There’s Shariff Earp who is so natural opposite Ali’s Juan and Patrick Decile, frightening as Terrel. Both are fantastic and help make their scenes come alive. The blocking in the opening shot – Earp and Ali’s intros – is also quite good.
Basically everything in Moonlight works. The chapter structure, the continuity of acting from actor to actor, the bold color scheme, the score. One thing that really struck me is some of the camera operation. I’m not talking about those handheld or steadicam shots, but the pans on negative space. A great one is from Rhodes’ Black to Kevin (André Holland) in the diner towards the end. The pan covers so much empty space. It’s like a chasm.
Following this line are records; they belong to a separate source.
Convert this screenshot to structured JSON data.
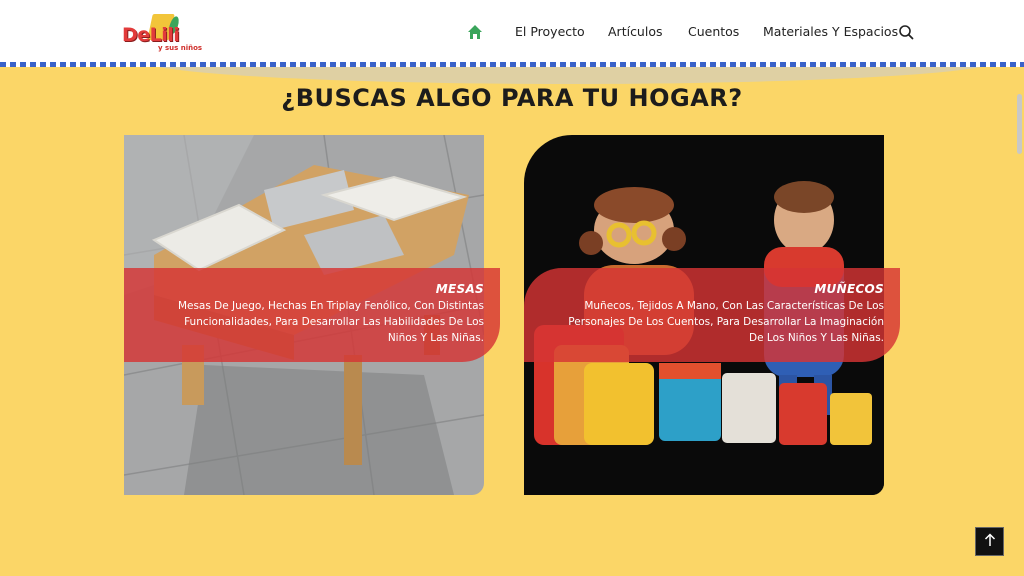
{
  "logo": {
    "name": "DeLili",
    "sub": "y sus niños"
  },
  "nav": {
    "home_icon": "home-icon",
    "items": [
      "El Proyecto",
      "Artículos",
      "Cuentos",
      "Materiales Y Espacios"
    ],
    "search_icon": "search-icon"
  },
  "section": {
    "title": "¿BUSCAS ALGO PARA TU HOGAR?"
  },
  "cards": [
    {
      "title": "MESAS",
      "description": "Mesas De Juego, Hechas En Triplay Fenólico, Con Distintas Funcionalidades, Para Desarrollar Las Habilidades De Los Niños Y Las Niñas."
    },
    {
      "title": "MUÑECOS",
      "description": "Muñecos, Tejidos A Mano, Con Las Características De Los Personajes De Los Cuentos, Para Desarrollar La Imaginación De Los Niños Y Las Niñas."
    }
  ],
  "back_to_top_icon": "arrow-up-icon",
  "colors": {
    "background": "#fbd667",
    "accent_red": "#d63434",
    "nav_home": "#3aa55b",
    "border_blue": "#3a62c9"
  }
}
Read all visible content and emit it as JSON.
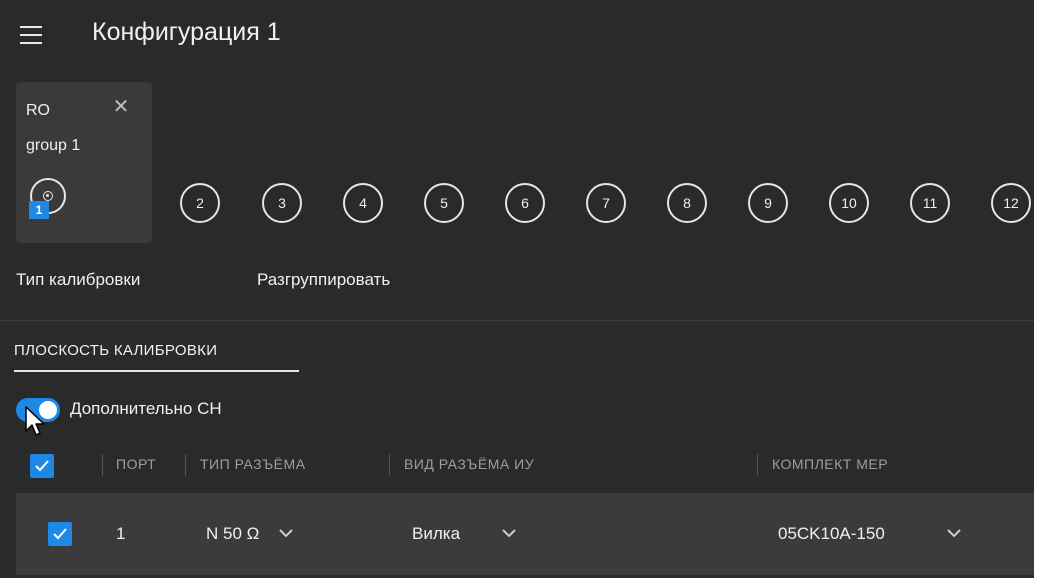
{
  "header": {
    "title": "Конфигурация 1"
  },
  "group": {
    "name": "RO",
    "label": "group 1",
    "port_badge": "1"
  },
  "ports": [
    "2",
    "3",
    "4",
    "5",
    "6",
    "7",
    "8",
    "9",
    "10",
    "11",
    "12"
  ],
  "actions": {
    "calibration_type": "Тип калибровки",
    "ungroup": "Разгруппировать"
  },
  "tab": {
    "label": "ПЛОСКОСТЬ КАЛИБРОВКИ"
  },
  "toggle": {
    "label": "Дополнительно CH",
    "on": true
  },
  "table": {
    "columns": [
      "ПОРТ",
      "ТИП РАЗЪЁМА",
      "ВИД РАЗЪЁМА ИУ",
      "КОМПЛЕКТ МЕР"
    ],
    "rows": [
      {
        "checked": true,
        "port": "1",
        "connector_type": "N 50 Ω",
        "dut_connector": "Вилка",
        "cal_kit": "05CK10A-150"
      }
    ]
  },
  "colors": {
    "accent": "#1e88e5",
    "background": "#2a2a2a",
    "panel": "#3a3a3a"
  }
}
But it’s fluid and smooth – much harder than it looks when unmotivated by movement – and just kind of oozes across the frame.
I enjoyed how the camera calmed a lot in the third act. It felt much stabler. Maybe that’s how Black feels in those moments, but I don’t know if it’s so on the nose. Just generally more grown up. There’s a different emotion – not the pent of anger of the first two (really: the confusion of the first, anger of the second), but something that’s seductive, uncertain, and shy.
The middle section – Chiron – has another moment that jumped out to me. Spoilers aside, it’s in the climactic shot of that act, as the camera moves with Chiron (Sanders) into the school. There’s a beautiful hesitation just before he enters the classroom. It’s small and subtle. I bet it was directed in. And it’s note-perfect.
There are guns in Moonlight that are never fired and the cops aren’t really much of a presence, but at times it’s still tense and dangerous as hell. It’s certainly not a thriller, but Barry Jenkins gets so much quiet fury from his actors that at times it feels like the film could boil over just from a wrong look.